6. **Incident Response Preparedness**
- Develop an **IR plan** that outlines isolation measures for compromised devices.
- Maintain an up-to-date **threat intelligence** feed to proactively block known malicious indicators.
---
FireScam exemplifies a **highly advanced** Android malware strain adept at **bypassing security barriers**, conducting **real-time surveillance**, and **stealing sensitive user data** through covert channels.
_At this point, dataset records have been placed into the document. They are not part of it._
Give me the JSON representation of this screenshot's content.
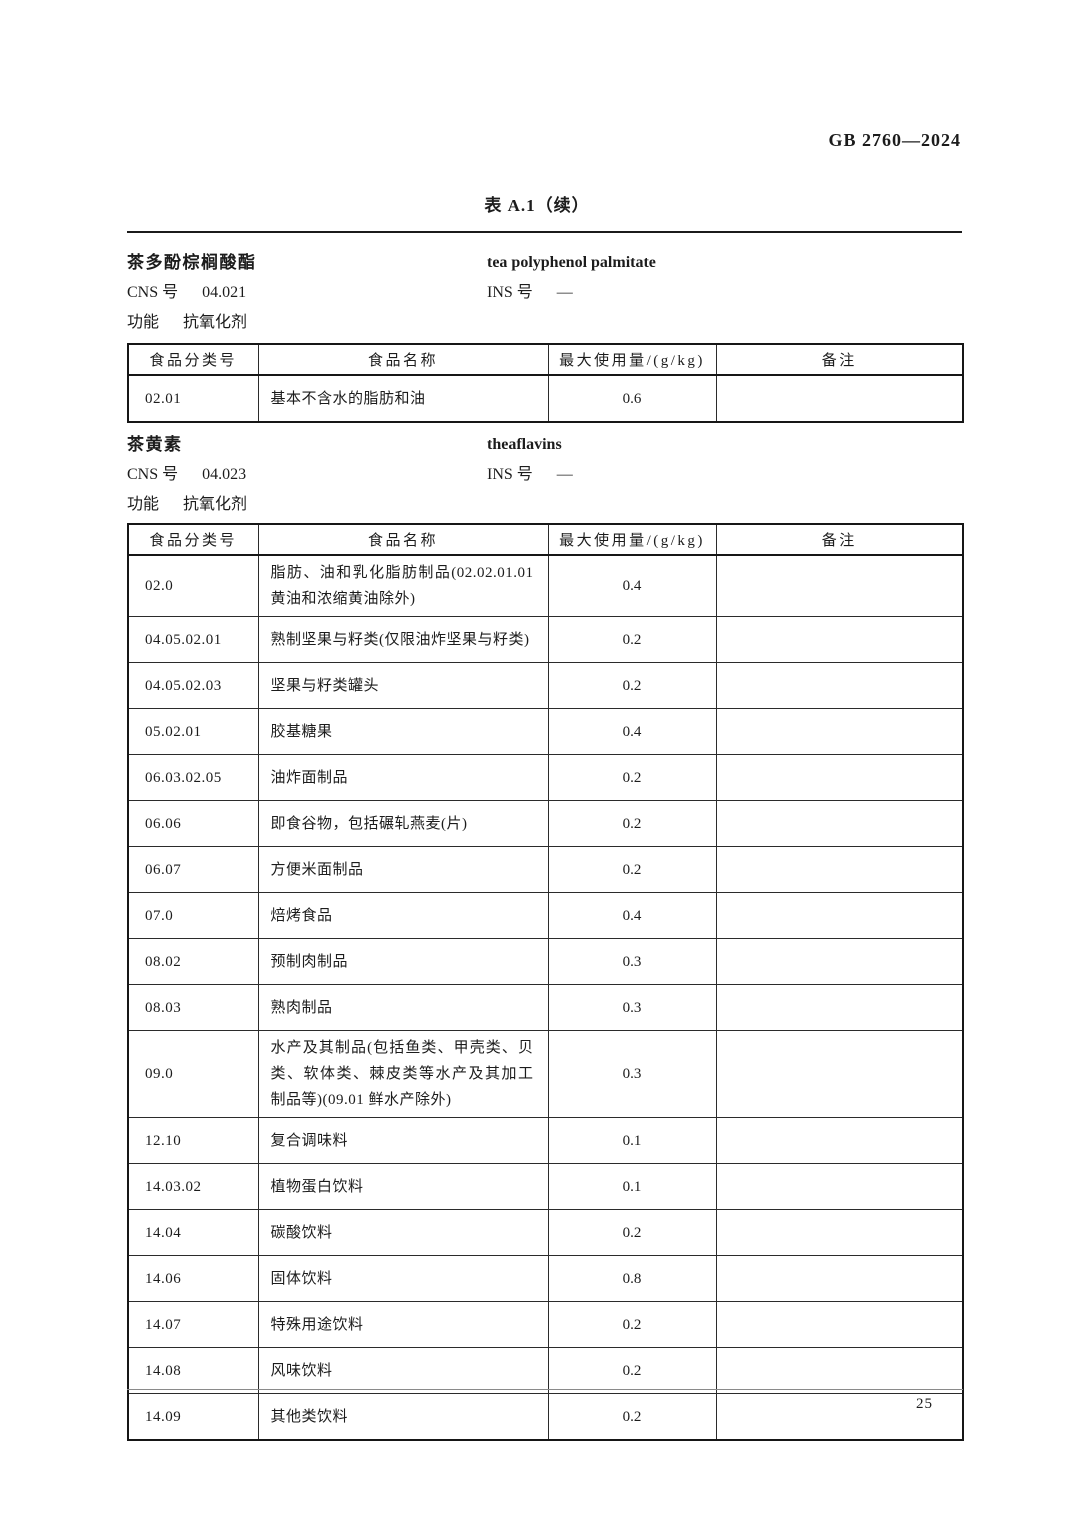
{
  "page": {
    "doc_code": "GB 2760—2024",
    "table_title": "表 A.1（续）",
    "page_number": "25"
  },
  "table_headers": [
    "食品分类号",
    "食品名称",
    "最大使用量/(g/kg)",
    "备注"
  ],
  "sections": [
    {
      "name_zh": "茶多酚棕榈酸酯",
      "name_en": "tea polyphenol palmitate",
      "cns_label": "CNS 号",
      "cns_value": "04.021",
      "ins_label": "INS 号",
      "ins_value": "—",
      "function_label": "功能",
      "function_value": "抗氧化剂",
      "rows": [
        {
          "code": "02.01",
          "food": "基本不含水的脂肪和油",
          "max": "0.6",
          "note": ""
        }
      ]
    },
    {
      "name_zh": "茶黄素",
      "name_en": "theaflavins",
      "cns_label": "CNS 号",
      "cns_value": "04.023",
      "ins_label": "INS 号",
      "ins_value": "—",
      "function_label": "功能",
      "function_value": "抗氧化剂",
      "rows": [
        {
          "code": "02.0",
          "food": "脂肪、油和乳化脂肪制品(02.02.01.01 黄油和浓缩黄油除外)",
          "max": "0.4",
          "note": ""
        },
        {
          "code": "04.05.02.01",
          "food": "熟制坚果与籽类(仅限油炸坚果与籽类)",
          "max": "0.2",
          "note": ""
        },
        {
          "code": "04.05.02.03",
          "food": "坚果与籽类罐头",
          "max": "0.2",
          "note": ""
        },
        {
          "code": "05.02.01",
          "food": "胶基糖果",
          "max": "0.4",
          "note": ""
        },
        {
          "code": "06.03.02.05",
          "food": "油炸面制品",
          "max": "0.2",
          "note": ""
        },
        {
          "code": "06.06",
          "food": "即食谷物，包括碾轧燕麦(片)",
          "max": "0.2",
          "note": ""
        },
        {
          "code": "06.07",
          "food": "方便米面制品",
          "max": "0.2",
          "note": ""
        },
        {
          "code": "07.0",
          "food": "焙烤食品",
          "max": "0.4",
          "note": ""
        },
        {
          "code": "08.02",
          "food": "预制肉制品",
          "max": "0.3",
          "note": ""
        },
        {
          "code": "08.03",
          "food": "熟肉制品",
          "max": "0.3",
          "note": ""
        },
        {
          "code": "09.0",
          "food": "水产及其制品(包括鱼类、甲壳类、贝类、软体类、棘皮类等水产及其加工制品等)(09.01 鲜水产除外)",
          "max": "0.3",
          "note": ""
        },
        {
          "code": "12.10",
          "food": "复合调味料",
          "max": "0.1",
          "note": ""
        },
        {
          "code": "14.03.02",
          "food": "植物蛋白饮料",
          "max": "0.1",
          "note": ""
        },
        {
          "code": "14.04",
          "food": "碳酸饮料",
          "max": "0.2",
          "note": ""
        },
        {
          "code": "14.06",
          "food": "固体饮料",
          "max": "0.8",
          "note": ""
        },
        {
          "code": "14.07",
          "food": "特殊用途饮料",
          "max": "0.2",
          "note": ""
        },
        {
          "code": "14.08",
          "food": "风味饮料",
          "max": "0.2",
          "note": ""
        },
        {
          "code": "14.09",
          "food": "其他类饮料",
          "max": "0.2",
          "note": ""
        }
      ]
    }
  ]
}
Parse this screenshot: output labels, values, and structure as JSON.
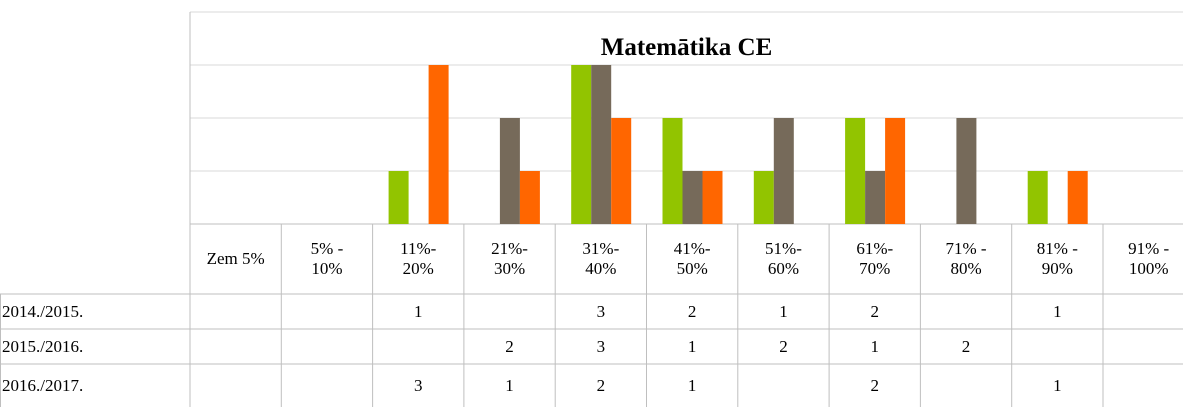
{
  "chart_data": {
    "type": "bar",
    "title": "Matemātika CE",
    "categories": [
      "Zem 5%",
      "5% -\n10%",
      "11%-\n20%",
      "21%-\n30%",
      "31%-\n40%",
      "41%-\n50%",
      "51%-\n60%",
      "61%-\n70%",
      "71% -\n80%",
      "81% -\n90%",
      "91% -\n100%"
    ],
    "series": [
      {
        "name": "2014./2015.",
        "color": "#92c400",
        "values": [
          null,
          null,
          1,
          null,
          3,
          2,
          1,
          2,
          null,
          1,
          null
        ]
      },
      {
        "name": "2015./2016.",
        "color": "#766a5a",
        "values": [
          null,
          null,
          null,
          2,
          3,
          1,
          2,
          1,
          2,
          null,
          null
        ]
      },
      {
        "name": "2016./2017.",
        "color": "#ff6600",
        "values": [
          null,
          null,
          3,
          1,
          2,
          1,
          null,
          2,
          null,
          1,
          null
        ]
      }
    ],
    "ylim": [
      0,
      4
    ],
    "yticks": [
      0,
      1,
      2,
      3,
      4
    ],
    "grid": true
  }
}
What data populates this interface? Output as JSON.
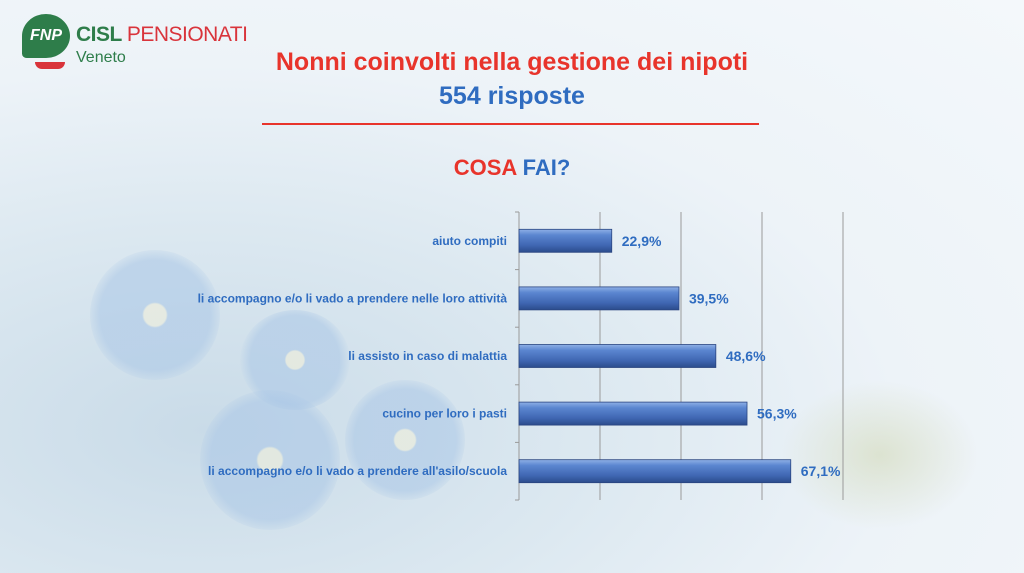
{
  "logo": {
    "fnp": "FNP",
    "cisl": "CISL",
    "pensionati": "PENSIONATI",
    "region": "Veneto"
  },
  "header": {
    "title": "Nonni coinvolti nella gestione dei nipoti",
    "subtitle": "554 risposte"
  },
  "question": {
    "part1": "COSA",
    "part2": "FAI?"
  },
  "colors": {
    "bar": "#4a74c4",
    "title": "#e8342b",
    "accent": "#2f6cc0",
    "logo_green": "#2e7d4a"
  },
  "chart_data": {
    "type": "bar",
    "orientation": "horizontal",
    "categories": [
      "aiuto compiti",
      "li accompagno e/o li vado a prendere nelle loro attività",
      "li assisto in caso di malattia",
      "cucino per loro i pasti",
      "li accompagno e/o li vado a prendere all'asilo/scuola"
    ],
    "values": [
      22.9,
      39.5,
      48.6,
      56.3,
      67.1
    ],
    "labels": [
      "22,9%",
      "39,5%",
      "48,6%",
      "56,3%",
      "67,1%"
    ],
    "xlim": [
      0,
      80
    ],
    "grid": true,
    "unit": "%"
  }
}
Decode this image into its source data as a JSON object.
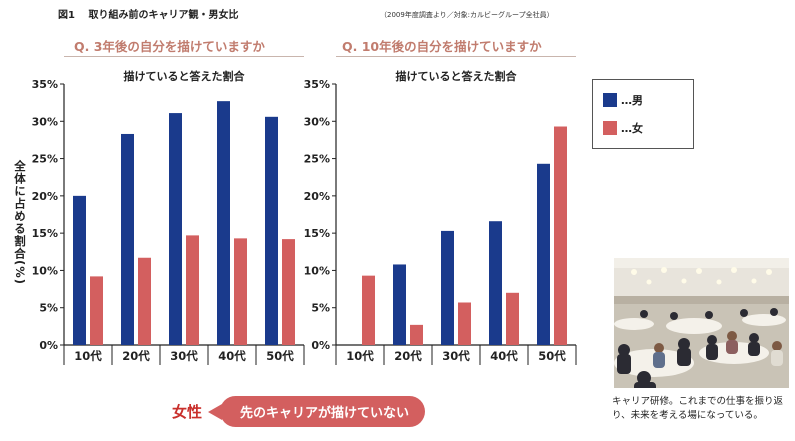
{
  "figure_label": "図1",
  "figure_title": "取り組み前のキャリア観・男女比",
  "source_note": "（2009年度調査より／対象:カルビーグループ全社員）",
  "y_axis_label": "全体に占める割合(%)",
  "legend": {
    "male_label": "…男",
    "female_label": "…女",
    "male_color": "#1a3a8c",
    "female_color": "#d35f5f"
  },
  "callout": {
    "female_label": "女性",
    "message": "先のキャリアが描けていない"
  },
  "photo": {
    "caption": "キャリア研修。これまでの仕事を振り返り、未来を考える場になっている。"
  },
  "chart_data": [
    {
      "type": "bar",
      "question": "Q. 3年後の自分を描けていますか",
      "title": "描けていると答えた割合",
      "categories": [
        "10代",
        "20代",
        "30代",
        "40代",
        "50代"
      ],
      "series": [
        {
          "name": "男",
          "values": [
            20.0,
            28.3,
            31.1,
            32.7,
            30.6
          ]
        },
        {
          "name": "女",
          "values": [
            9.2,
            11.7,
            14.7,
            14.3,
            14.2
          ]
        }
      ],
      "ylim": [
        0,
        35
      ],
      "yticks": [
        "0%",
        "5%",
        "10%",
        "15%",
        "20%",
        "25%",
        "30%",
        "35%"
      ],
      "ylabel": "全体に占める割合(%)",
      "legend_position": "right",
      "grid": false
    },
    {
      "type": "bar",
      "question": "Q. 10年後の自分を描けていますか",
      "title": "描けていると答えた割合",
      "categories": [
        "10代",
        "20代",
        "30代",
        "40代",
        "50代"
      ],
      "series": [
        {
          "name": "男",
          "values": [
            0,
            10.8,
            15.3,
            16.6,
            24.3
          ]
        },
        {
          "name": "女",
          "values": [
            9.3,
            2.7,
            5.7,
            7.0,
            29.3
          ]
        }
      ],
      "ylim": [
        0,
        35
      ],
      "yticks": [
        "0%",
        "5%",
        "10%",
        "15%",
        "20%",
        "25%",
        "30%",
        "35%"
      ],
      "legend_position": "right",
      "grid": false
    }
  ]
}
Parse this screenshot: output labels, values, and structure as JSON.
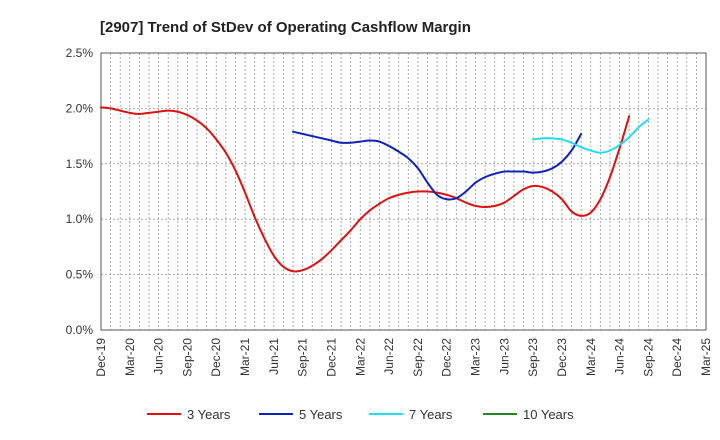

Its dual distribution approach—**phishing website** plus **dropper APK**—shows the **evolving sophistication** of mobile threat actors and underscores the **need for layered security**. By diligently applying **robust endpoint protections**, **network filtering**, **user education**, and **timely updates**, individuals and organizations can **thwart** FireScam’s infiltration and mitigate potential harm.
> **Final Takeaway**: As Android malware matures, blending social engineering with advanced evasion, **proactive security measures** and **continuous monitoring** become non-negotiable. FireScam’s cunning approach—disguised as a trusted app and enhanced by legitimate cloud services—demonstrates how crucial it is to remain **vigilant** and **updated** on emerging threats in the mobile landscape.
---
### **Additional Resources**
- **Mobile Security Best Practices**: [Android Security Center](https://source.android.com/security)
- **DexGuard and NP Manager**: Official vendor documentation on obfuscation techniques
- **Firebase Security Rules**: [Firebase Docs](https://firebase.google.com/docs/rules)
> **Disclaimer**: This technical writeup is intended solely for **educational** and **defensive** security purposes. All research is based on publicly available or ethically sourced information. Always comply with **legal** and **ethical** guidelines when analyzing malware.